Danny Ayers wrote:
On 16 June 2011 02:26, Pat Hayes <pha...@ihmc.us> wrote:

If you agree with Danny that a description can be a substitute for the thing it 
describes, then I am waiting to hear how one of you will re-write classical 
model theory to accommodate this classical use/mention error. You might want to 
start by reading Korzybski's 'General Semantics'.

IANAL, but I have heard of the use/mention thing, quite often. I don't
honestly know whether classical model theory needs a rewrite, but I'm
sure it doesn't on the basis of this thread. I also don't know enough
to know whether it's applicable - from your reaction, I suspect not.

As a publisher of information on the Web, I'm pretty much free to say
what I like (cf. Tim's Design Notes). Fish are bicycles.

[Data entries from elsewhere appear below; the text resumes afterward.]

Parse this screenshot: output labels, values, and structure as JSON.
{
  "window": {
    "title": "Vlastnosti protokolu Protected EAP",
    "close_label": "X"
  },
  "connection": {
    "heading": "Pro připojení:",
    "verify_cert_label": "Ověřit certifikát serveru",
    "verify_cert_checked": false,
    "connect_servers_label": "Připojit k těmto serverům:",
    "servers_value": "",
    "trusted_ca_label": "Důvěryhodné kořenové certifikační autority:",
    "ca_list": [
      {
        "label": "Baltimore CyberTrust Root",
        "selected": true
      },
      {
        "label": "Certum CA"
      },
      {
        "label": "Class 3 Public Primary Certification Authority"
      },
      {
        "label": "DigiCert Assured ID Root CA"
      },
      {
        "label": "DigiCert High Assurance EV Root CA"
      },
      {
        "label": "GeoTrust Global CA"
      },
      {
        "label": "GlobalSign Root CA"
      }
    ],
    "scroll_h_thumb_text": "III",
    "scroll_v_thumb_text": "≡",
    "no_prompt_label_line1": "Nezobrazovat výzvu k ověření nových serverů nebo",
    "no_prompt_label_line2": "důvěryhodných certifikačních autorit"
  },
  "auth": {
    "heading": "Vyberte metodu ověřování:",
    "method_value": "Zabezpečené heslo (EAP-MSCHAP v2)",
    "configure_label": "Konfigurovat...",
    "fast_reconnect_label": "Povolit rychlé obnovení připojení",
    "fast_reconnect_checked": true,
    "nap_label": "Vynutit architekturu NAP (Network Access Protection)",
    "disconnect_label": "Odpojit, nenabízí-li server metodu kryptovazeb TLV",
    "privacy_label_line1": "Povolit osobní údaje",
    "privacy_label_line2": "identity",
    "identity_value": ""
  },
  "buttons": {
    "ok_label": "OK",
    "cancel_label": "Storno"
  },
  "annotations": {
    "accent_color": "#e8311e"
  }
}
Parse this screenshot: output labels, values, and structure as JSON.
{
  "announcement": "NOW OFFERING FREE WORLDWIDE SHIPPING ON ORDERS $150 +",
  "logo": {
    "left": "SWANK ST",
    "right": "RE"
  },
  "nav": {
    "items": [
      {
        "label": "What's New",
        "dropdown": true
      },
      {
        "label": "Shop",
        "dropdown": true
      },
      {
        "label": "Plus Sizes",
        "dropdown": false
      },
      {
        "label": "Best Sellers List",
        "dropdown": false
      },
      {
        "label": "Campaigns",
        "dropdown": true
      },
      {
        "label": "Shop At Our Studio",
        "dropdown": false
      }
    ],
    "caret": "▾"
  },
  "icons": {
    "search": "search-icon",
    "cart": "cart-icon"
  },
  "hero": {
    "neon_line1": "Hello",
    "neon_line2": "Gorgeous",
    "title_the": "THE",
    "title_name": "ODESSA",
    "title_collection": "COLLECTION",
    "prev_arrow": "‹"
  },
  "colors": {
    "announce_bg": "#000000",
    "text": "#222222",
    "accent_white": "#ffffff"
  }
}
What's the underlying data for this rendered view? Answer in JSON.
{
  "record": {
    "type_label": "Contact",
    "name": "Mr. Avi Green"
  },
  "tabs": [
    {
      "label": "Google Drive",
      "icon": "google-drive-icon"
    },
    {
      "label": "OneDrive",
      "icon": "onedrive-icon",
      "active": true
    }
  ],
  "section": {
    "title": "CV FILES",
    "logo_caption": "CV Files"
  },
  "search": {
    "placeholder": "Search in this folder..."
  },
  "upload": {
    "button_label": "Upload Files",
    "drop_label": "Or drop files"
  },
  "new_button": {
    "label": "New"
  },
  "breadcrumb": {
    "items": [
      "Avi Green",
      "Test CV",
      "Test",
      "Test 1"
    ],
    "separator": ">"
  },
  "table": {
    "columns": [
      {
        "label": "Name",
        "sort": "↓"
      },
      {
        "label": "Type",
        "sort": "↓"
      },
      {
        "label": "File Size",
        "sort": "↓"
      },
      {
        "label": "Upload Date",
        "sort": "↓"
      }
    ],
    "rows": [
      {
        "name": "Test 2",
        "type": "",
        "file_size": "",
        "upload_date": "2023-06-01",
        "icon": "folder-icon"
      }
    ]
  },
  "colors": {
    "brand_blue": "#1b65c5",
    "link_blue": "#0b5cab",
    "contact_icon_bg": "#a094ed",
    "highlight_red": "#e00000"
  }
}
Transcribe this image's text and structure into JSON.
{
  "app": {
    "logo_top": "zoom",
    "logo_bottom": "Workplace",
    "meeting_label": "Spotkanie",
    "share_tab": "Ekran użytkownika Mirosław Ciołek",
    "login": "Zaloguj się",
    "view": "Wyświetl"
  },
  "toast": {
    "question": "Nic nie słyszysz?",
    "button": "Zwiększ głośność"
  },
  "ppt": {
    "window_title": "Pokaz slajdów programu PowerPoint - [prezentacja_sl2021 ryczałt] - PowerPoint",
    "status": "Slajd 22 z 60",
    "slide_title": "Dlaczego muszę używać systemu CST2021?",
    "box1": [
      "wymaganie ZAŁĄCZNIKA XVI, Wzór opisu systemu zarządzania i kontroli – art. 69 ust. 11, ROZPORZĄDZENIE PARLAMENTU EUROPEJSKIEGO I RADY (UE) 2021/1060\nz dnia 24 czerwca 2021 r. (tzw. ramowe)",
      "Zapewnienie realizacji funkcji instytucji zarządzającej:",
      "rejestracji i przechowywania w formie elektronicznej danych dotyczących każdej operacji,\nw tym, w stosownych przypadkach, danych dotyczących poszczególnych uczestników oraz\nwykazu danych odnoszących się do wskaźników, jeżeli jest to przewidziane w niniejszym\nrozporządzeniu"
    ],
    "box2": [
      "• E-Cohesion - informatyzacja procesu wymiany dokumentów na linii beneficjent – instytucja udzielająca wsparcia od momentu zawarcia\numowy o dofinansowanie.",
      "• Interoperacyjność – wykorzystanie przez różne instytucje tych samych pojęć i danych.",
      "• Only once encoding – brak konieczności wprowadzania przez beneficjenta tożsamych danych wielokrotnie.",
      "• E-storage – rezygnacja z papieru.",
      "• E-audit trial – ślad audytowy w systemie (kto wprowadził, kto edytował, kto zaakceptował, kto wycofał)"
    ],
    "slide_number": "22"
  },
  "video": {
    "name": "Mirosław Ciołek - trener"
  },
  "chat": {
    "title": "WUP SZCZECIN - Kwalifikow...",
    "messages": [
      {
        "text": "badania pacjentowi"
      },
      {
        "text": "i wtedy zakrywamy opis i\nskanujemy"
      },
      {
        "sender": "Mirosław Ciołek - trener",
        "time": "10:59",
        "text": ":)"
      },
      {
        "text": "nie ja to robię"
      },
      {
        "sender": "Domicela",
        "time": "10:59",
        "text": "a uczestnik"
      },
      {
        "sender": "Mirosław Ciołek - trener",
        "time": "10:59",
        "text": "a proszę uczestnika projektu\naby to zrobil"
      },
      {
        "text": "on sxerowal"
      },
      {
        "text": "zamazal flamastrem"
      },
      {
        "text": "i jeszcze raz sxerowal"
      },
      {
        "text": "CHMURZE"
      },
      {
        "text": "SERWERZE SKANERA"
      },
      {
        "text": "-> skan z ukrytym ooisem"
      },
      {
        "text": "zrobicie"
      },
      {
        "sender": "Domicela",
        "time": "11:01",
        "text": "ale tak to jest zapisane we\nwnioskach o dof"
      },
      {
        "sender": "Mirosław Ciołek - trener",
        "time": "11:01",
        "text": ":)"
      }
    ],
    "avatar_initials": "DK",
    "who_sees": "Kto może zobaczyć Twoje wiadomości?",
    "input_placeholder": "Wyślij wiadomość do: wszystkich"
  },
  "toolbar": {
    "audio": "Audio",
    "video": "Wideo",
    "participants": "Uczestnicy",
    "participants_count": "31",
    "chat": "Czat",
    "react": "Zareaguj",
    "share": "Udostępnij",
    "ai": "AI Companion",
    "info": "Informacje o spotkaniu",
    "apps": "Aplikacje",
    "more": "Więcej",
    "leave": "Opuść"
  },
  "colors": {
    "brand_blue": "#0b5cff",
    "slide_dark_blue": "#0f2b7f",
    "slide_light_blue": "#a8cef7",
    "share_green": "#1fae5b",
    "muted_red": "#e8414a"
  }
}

But that
isn't very useful.

But if I say Sasha is some kind of weird Collie-German Shepherd cross,
that has direct relevance to Sasha herself. More, the arcs in my
description between Sasha and her parents have direct correspondence
with the arcs between Sasha and her parents. There is information
common to the reality and the description (at least in human terms).
The description may, when you stand back, be very different in its
nature to the reality, but if you wish to make use of the information,
such common aspects are valuable. We've already established that HTTP
doesn't deal with any kind of "one true" representation. Data about
Sasha's parentage isn't Sasha, but it's closer than a non-committal
303 or rdfs:seeAlso. There's nothing around HTTP that says it can't be
given the same name, and it's a darn sight more useful than a
wave-over-there redirect or a random fish/bike association. I can't
see anything it breaks either.

You could use the same name for both if each name was always coupled to a universe, specified by the predicate, and you cut out type information from data, such that:

 <x-sasha> :animalname "sasha" ; :created "2011...." .

was read as:

 Animal(<x-sasha>) :animalname "sasha" .
 Document(<x-sasha>) :created "2011...." .

the ability to do this could be pushed on to ontologies, with domain and range and restrictions specifying universes and boundaries - but it's a big change.

really, different names for different things is quite simple to stick to, and considering most (virtually all) documents on the web have several different elements and identifiable things, the one page one subject thing isn't worth spending too much time focusing on as a generic use case, as any solution based on it won't apply to the web at large which is very diverse and packed full of lots of potentially identifiable things.